Die unsterbliche Seele tritt zeitweise in einen bestimmten Körper ein, bis zum Tod des Menschen.

Die Seele ist dem Göttlichen, Unsterblichen, geistig/mit der Vernunft Erfassbaren, Eingestaltigen, Unauflöslichen und immer Gleichbleibenden ähnlich, der Leib dem Menschlichen, Sterblichen, Nicht-Vernünftigen, Vielgestaltigen und Auflösbaren ähnlich (Platon, Phaidon 67). Die Natur bestimmt den Körper zum Dienen und die Seele zum Herrschen (Platon, Phaidon 80). Der Körper bindet nach diesem Verständnis die Seele an Sinneswahrnehmungen und Triebe, hält sie wie ein Gefängnis eingeschlossen und gefesselt, ist ein Hindernis bei Erkenntnissen (vgl. Platon, Politeia 514 a – 517 a, das »Höhlengleichnis« mit den in einer Höhle eingeschlossenen gefesselten Gefangenen, die für das Verhaftetsein an bloße Sinneswahrnehmung stehen), wendet die Seele von ihrer göttlichen Heimat und ihrem wahren Wesen ab. Wenn die Seele sich möglichst vom Leib absondert, gilt dies als Reinigung und Befreiung von Banden/Fesseln des Leibes.

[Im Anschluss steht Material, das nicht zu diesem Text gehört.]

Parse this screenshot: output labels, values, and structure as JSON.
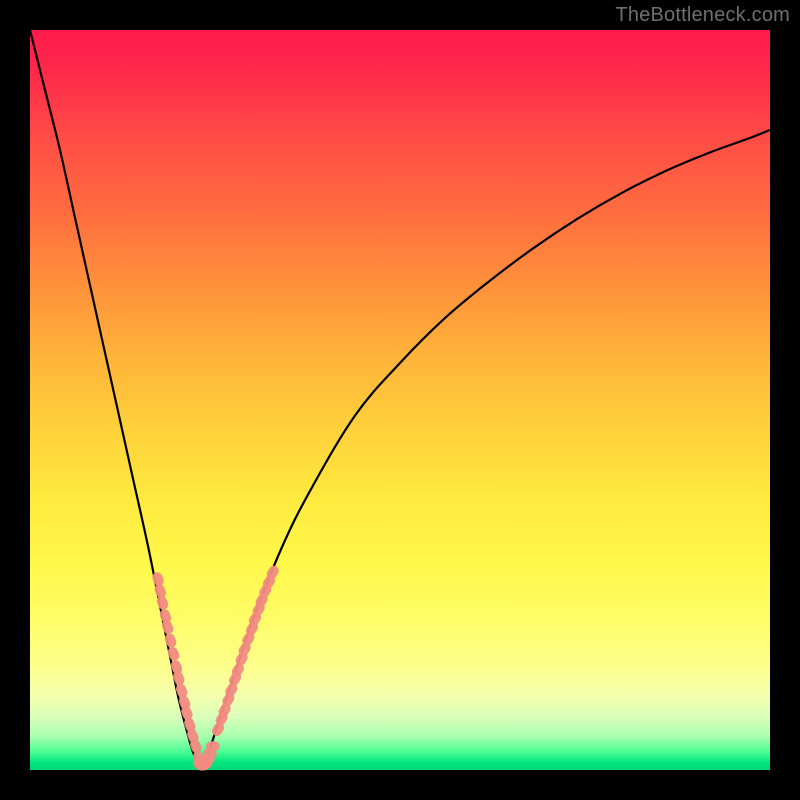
{
  "watermark": {
    "text": "TheBottleneck.com"
  },
  "chart_data": {
    "type": "line",
    "title": "",
    "xlabel": "",
    "ylabel": "",
    "xlim": [
      0,
      100
    ],
    "ylim": [
      0,
      100
    ],
    "grid": false,
    "legend": false,
    "note": "Axes are unlabeled percentage scales 0–100. Curve is a V-shaped profile touching zero near x≈23, rising steeply toward the left edge and more gradually toward the right edge. Coral-colored clusters of points sit on the curve near the valley.",
    "series": [
      {
        "name": "curve",
        "stroke": "#000000",
        "x": [
          0,
          2,
          4,
          6,
          8,
          10,
          12,
          14,
          16,
          18,
          19,
          20,
          21,
          22,
          23,
          24,
          25,
          26,
          28,
          30,
          34,
          38,
          44,
          50,
          56,
          62,
          68,
          74,
          80,
          86,
          92,
          97,
          100
        ],
        "y": [
          100,
          92,
          84,
          75,
          66,
          57,
          48,
          39,
          30,
          20,
          15,
          10,
          6,
          2.5,
          0.5,
          2,
          5,
          8,
          14,
          20,
          30,
          38,
          48,
          55,
          61,
          66,
          70.5,
          74.5,
          78,
          81,
          83.5,
          85.3,
          86.5
        ]
      }
    ],
    "markers": [
      {
        "name": "left-cluster",
        "color": "#f28b82",
        "points": [
          [
            17.3,
            25.8
          ],
          [
            17.6,
            24.2
          ],
          [
            17.9,
            22.6
          ],
          [
            18.3,
            20.8
          ],
          [
            18.6,
            19.3
          ],
          [
            19.0,
            17.5
          ],
          [
            19.4,
            15.7
          ],
          [
            19.8,
            13.9
          ],
          [
            20.1,
            12.4
          ],
          [
            20.5,
            10.7
          ],
          [
            20.9,
            9.1
          ],
          [
            21.2,
            7.7
          ],
          [
            21.6,
            6.1
          ],
          [
            22.0,
            4.6
          ],
          [
            22.4,
            3.2
          ]
        ]
      },
      {
        "name": "valley-cluster",
        "color": "#f28b82",
        "points": [
          [
            22.8,
            1.6
          ],
          [
            23.0,
            0.9
          ],
          [
            23.3,
            0.6
          ],
          [
            23.7,
            0.9
          ],
          [
            24.0,
            1.5
          ],
          [
            24.3,
            2.2
          ],
          [
            24.7,
            3.2
          ]
        ]
      },
      {
        "name": "right-cluster",
        "color": "#f28b82",
        "points": [
          [
            25.4,
            5.5
          ],
          [
            25.9,
            6.9
          ],
          [
            26.3,
            8.1
          ],
          [
            26.8,
            9.5
          ],
          [
            27.2,
            10.8
          ],
          [
            27.7,
            12.3
          ],
          [
            28.1,
            13.5
          ],
          [
            28.6,
            15.0
          ],
          [
            29.0,
            16.3
          ],
          [
            29.5,
            17.7
          ],
          [
            30.0,
            19.1
          ],
          [
            30.4,
            20.4
          ],
          [
            30.9,
            21.7
          ],
          [
            31.3,
            22.9
          ],
          [
            31.8,
            24.2
          ],
          [
            32.3,
            25.4
          ],
          [
            32.8,
            26.7
          ]
        ]
      }
    ]
  }
}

Platon, Gorgias 493 erklärt die Dialogfigur Sokrates unter anderem, von einem der klugen/kundigen/weisen Leute gehört zu haben, dass der Leib Grabmal der Seele ist (τὸ μὲν σῶμά ἐστιν ἡμῖν σῆμα).

Platon, Werke : Übersetzung und Kommentar. Im Auftrag der Akademie der Wissenschaften und der Literatur zu Mainz herausgegeben von Ernst Heitsch, Carl Werner Müller und Kurt Sier. Band 6, 3: Joachim Dalfen, Platon, Gorgias : Übersetzung und Kommentar. Göttingen : Vandenhoeck & Ruprecht, 2004, S. 64:

„Denn ich habe das auch schon von einem Weisen gehört, dass wir jetzt tot sind und dass der Körper für uns ein Grab ist und dass der Teil, der Seele, in dem die Wünsche sind, so ist, dass er sich umstimmen lässt und umfällt, mal nach oben und mal nach unten.“

Platon, Kratylos 400 c wird eine Darstellung der Wortherkunft erwähnt, die Körper/Leib (griechisch: σῶμα [soma]) in Bezug auf die Seele als Grab(mal) (griechisch: σῆμα [sema]) deutet und als Gefängnis/Kerker (griechisch: δεσμωτήριον [desmoterion]) versteht. In der griechischen Sprache klingen σῶμα und σῆμα ähnlich, nur ein Buchstabe/Laut weicht ab.